La Raccomandazione chiarisce, inoltre, che l’uso di tali dichiarazioni è volontario e che, tuttavia, chiunque dichiari sui prodotti cosmetici che essi non sono stati ottenuti attraverso sperimentazioni su animali deve assumersi la responsabilità della dichiarazione e deve essere in grado di provarne la pertinenza.
La forma della dichiarazione, l’immagine, segno figurativo o altro per indicare che non si è fatto ricorso alla sperimentazione animale sono libere, purchè siano soddisfatte le prescrizioni della normativa comunitaria che autorizzano l’uso di tali dichiarazioni.

(Corsivi miei)

Ora, ad essere ottimisti, la libertà è lasciata alle singole case per un motivo molto semplice: non essendoci più l’obbligo o la possibilità di testare prodotto finito ed ingredienti sugli animali, cessa di fatto il senso della scritta “Non Testato Sugli Animali”.
Ad essere pessimisti, ed anche un po’ cinici, il fatto che non compaia alcuna scritta o simbolo, perché, come spesso rispondono le ditte (tutte nello stesso modo! Ma il customer care lo tiene la stessa azienda?), l’Unione Europea ha suggerito di non apporre alcun simbolo finché non ne verrà creato uno… sa un po’ di arrampicata sugli specchi.

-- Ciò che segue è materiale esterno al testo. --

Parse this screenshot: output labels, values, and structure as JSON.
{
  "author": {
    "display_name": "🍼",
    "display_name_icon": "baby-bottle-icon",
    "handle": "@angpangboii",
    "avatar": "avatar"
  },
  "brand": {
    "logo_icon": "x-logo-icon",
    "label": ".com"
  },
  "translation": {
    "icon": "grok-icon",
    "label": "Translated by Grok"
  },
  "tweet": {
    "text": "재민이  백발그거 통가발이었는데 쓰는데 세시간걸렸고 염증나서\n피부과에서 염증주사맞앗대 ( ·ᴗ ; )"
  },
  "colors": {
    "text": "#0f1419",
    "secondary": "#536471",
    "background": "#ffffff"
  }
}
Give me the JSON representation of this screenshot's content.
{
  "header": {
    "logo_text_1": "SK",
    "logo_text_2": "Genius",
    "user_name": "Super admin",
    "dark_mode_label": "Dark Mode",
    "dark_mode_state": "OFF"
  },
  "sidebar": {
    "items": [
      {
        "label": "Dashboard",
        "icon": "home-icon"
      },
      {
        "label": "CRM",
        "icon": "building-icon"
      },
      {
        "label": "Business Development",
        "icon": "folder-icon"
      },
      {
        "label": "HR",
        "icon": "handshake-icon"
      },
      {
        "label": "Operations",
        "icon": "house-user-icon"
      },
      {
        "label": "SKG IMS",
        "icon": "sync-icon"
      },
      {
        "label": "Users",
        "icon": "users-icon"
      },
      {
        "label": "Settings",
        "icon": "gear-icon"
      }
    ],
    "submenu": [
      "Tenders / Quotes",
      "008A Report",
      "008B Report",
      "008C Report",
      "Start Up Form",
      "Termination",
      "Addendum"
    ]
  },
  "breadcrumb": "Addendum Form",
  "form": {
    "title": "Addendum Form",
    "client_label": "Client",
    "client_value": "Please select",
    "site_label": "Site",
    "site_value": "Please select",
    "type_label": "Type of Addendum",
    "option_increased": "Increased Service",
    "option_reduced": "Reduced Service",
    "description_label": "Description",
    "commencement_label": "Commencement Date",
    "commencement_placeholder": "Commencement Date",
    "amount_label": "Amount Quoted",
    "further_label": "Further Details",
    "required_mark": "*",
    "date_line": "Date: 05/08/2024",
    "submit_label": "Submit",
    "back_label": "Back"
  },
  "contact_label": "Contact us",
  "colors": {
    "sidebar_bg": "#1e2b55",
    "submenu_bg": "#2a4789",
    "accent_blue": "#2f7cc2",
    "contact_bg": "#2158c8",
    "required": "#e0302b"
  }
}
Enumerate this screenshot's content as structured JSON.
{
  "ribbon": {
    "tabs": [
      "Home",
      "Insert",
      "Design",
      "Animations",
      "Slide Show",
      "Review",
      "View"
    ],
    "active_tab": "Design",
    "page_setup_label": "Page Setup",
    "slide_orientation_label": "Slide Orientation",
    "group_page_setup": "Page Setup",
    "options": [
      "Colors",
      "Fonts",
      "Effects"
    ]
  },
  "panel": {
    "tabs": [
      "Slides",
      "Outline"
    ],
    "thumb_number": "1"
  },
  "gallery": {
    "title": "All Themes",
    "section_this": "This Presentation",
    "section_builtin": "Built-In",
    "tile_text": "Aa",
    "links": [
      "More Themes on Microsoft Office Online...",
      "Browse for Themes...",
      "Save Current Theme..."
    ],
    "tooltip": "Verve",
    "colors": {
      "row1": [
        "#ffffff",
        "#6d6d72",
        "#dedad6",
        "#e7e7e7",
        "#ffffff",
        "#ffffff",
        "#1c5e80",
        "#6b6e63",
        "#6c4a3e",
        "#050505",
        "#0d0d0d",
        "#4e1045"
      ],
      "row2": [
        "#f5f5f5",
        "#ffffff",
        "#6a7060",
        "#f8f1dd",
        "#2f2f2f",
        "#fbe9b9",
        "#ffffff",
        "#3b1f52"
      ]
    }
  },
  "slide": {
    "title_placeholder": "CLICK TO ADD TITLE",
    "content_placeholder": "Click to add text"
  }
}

Io non sono qui a giudicare nessuno, né mi arrogo il diritto di salire sul pulpito ad arringare gli altri mostrando loro l’Unica e Vera via (l’ultimo che l’ha fatto è stato appeso ad una croce e non ho voglia di condividere l’esperienza, grazie), anche perché io stessa sono la prima che cade in tentazione, e con una facilità mostruosa. Però vorrei sensibilizzare l’opinione di chi mi sta intorno circa questo problema e circa la cattiva comunicazione che le ditte cosmetiche adoperano nei confronti del consumatore finale. In quest’incertezza, in questo clima di domande eluse o cui si risponde tramite giri diplomatici di parole e quasi mai con un no diretto, il consumatore cammina su pezzi di vetro. Certo, c’è chi si chiede cosa stia mettendo nel proprio cestino e chi ficca ad occhi chiusi nel proprio carrello quello che trova sugli scaffali, e sono due modi di vivere entrambi validissimi, ma io che passo le ore davanti ai vasetti delle creme spesso perdo un sacco di tempo perché non ho indicazioni e non sempre posso inviare e-mail alle case cosmetiche ed avere risposte immediate. Quindi? Che faccio?
La risposta è, purtroppo: un atto di fede. Puro e semplice. Si tratta di fidarsi delle case cosmetiche, e, soprattutto, di quanto siamo abituati ad essere assolti dai nostri peccati, per restare in metafora. Fare chiarezza non è impossibile, perché la legge parla chiaro: è ottenere chiarezza dalle azienda, che sgusciano come pesci unti in padelle imburrate, il difficile. Quindi, cosa possiamo fare oltre all’atto di fede di cui sopra?
Purtroppo niente. Effettuare, magari, un preventivo giro di e-mail indirizzando la domanda in modo chiaro e semplice (“Effettuate test sugfli animali?”) e giudicando le aziende anche in base alla risposta che forniscono, perché la qualità e la cura di un’azienda si vedono anche e soprattutto in quanto investe nel settore comunicazione. E poi, come diceva qualcuno, abbiate fede. Ma il problma resta: se uno la fede non ce l’ha non è che può darsela da solo, no?